Founding member Daljeet Singh told us last year that while initiated male and female Sikhs must cover their hair with a turban, Sikh Motorcycle Club members wear a bandana-style scarf underneath their helmets.
“We were actually fined riding out of a temple celebration with turbans on instead of our helmets,” he told us.
“But that’s not the reason why we started wearing helmets. It’s how we feel. We respect wearing the turban, but because the law doesn’t allow it we wear a little scarf underneath the helmet.”

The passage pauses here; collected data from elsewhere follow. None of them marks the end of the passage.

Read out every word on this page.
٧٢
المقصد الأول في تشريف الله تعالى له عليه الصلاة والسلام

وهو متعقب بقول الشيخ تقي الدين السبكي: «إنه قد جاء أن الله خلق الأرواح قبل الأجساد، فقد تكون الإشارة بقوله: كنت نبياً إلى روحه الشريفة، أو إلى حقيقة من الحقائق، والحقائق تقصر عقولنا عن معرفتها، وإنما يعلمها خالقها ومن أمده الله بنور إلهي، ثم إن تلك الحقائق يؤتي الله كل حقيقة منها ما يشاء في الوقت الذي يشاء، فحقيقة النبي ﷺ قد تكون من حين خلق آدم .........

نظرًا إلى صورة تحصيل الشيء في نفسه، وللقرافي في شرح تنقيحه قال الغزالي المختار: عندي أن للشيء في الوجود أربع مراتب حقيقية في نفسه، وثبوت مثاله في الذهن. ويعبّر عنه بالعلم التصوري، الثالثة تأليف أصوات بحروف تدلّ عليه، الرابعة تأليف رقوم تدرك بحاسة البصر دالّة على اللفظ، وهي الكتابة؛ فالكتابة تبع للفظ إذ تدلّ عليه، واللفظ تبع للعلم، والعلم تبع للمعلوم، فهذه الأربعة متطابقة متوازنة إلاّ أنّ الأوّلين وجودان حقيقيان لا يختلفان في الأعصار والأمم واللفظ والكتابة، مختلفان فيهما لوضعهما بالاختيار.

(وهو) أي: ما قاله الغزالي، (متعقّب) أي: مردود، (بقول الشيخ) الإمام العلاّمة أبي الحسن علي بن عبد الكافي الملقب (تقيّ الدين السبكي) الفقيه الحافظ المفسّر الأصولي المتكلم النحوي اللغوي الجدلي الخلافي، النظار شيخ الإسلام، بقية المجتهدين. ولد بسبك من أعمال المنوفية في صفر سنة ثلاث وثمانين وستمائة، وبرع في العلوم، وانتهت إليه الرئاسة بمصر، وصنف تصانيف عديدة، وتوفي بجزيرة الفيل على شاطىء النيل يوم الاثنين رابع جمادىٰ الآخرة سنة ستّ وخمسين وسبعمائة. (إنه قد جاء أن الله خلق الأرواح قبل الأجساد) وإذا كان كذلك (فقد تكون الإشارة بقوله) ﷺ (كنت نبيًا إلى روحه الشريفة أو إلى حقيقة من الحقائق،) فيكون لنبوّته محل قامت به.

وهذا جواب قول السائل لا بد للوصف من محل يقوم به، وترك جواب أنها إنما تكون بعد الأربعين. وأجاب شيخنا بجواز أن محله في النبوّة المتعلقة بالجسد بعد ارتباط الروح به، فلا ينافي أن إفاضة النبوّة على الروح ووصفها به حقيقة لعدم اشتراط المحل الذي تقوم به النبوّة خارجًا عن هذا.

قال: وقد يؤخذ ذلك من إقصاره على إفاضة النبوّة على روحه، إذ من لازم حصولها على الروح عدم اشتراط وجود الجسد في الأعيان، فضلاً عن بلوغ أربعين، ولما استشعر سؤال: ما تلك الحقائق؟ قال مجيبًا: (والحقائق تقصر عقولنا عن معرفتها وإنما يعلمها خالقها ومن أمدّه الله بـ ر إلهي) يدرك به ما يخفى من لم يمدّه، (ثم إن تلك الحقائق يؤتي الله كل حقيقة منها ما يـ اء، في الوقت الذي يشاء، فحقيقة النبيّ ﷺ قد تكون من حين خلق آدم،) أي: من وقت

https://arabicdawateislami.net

He points out that Sikhs are exempt from wearing a turban while riding a motorcycle in India, the UK and parts of Canada for religious human rights reasons.
Exemptions knocked back
However, the plea for a helmet exemption is likely to be knocked back.
Firstly, the local council can’t do anything about it. The matter would have to be decided by Centre for Road Safety .
A Transport NSW spokesperson says the Centre for Road Safety has not received any submissions seeking an exemption from the requirement to wear a helmet when riding a motorcycle.
They point out motorcycle riders are some of the most vulnerable road users and that there have been 43 motorcycle fatalities so far this year.
“Protection is important. By choosing safer helmets and riding gear, motorcyclists can ensure they have the best protection,” the spokesperson says.
“A helmet could be the difference between life and death in a crash.”
Australian Motorcycle Council chairman Shaun Lennard is also on record as saying he would not support such an exemption on safety grounds.
Previous efforts by individual Sikhs to gain an exemption have met mixed results.
In 2013, a Queensland court ruled that a turban-wearing Sikh didn’t need to wear a helmet while riding a bicycle, but that ruling has not yet been tested for the use of riding motorcycles.
When Hobart rider Harpreed Singh was rejected for an exemption in 2013, Tasmanian anti-discrimination commissioner Robin Banks said it would be better to exempt the entire Sikh religion rather than individual Sikhs having to apply for an exemption and then prove they have one if they are stopped by the police.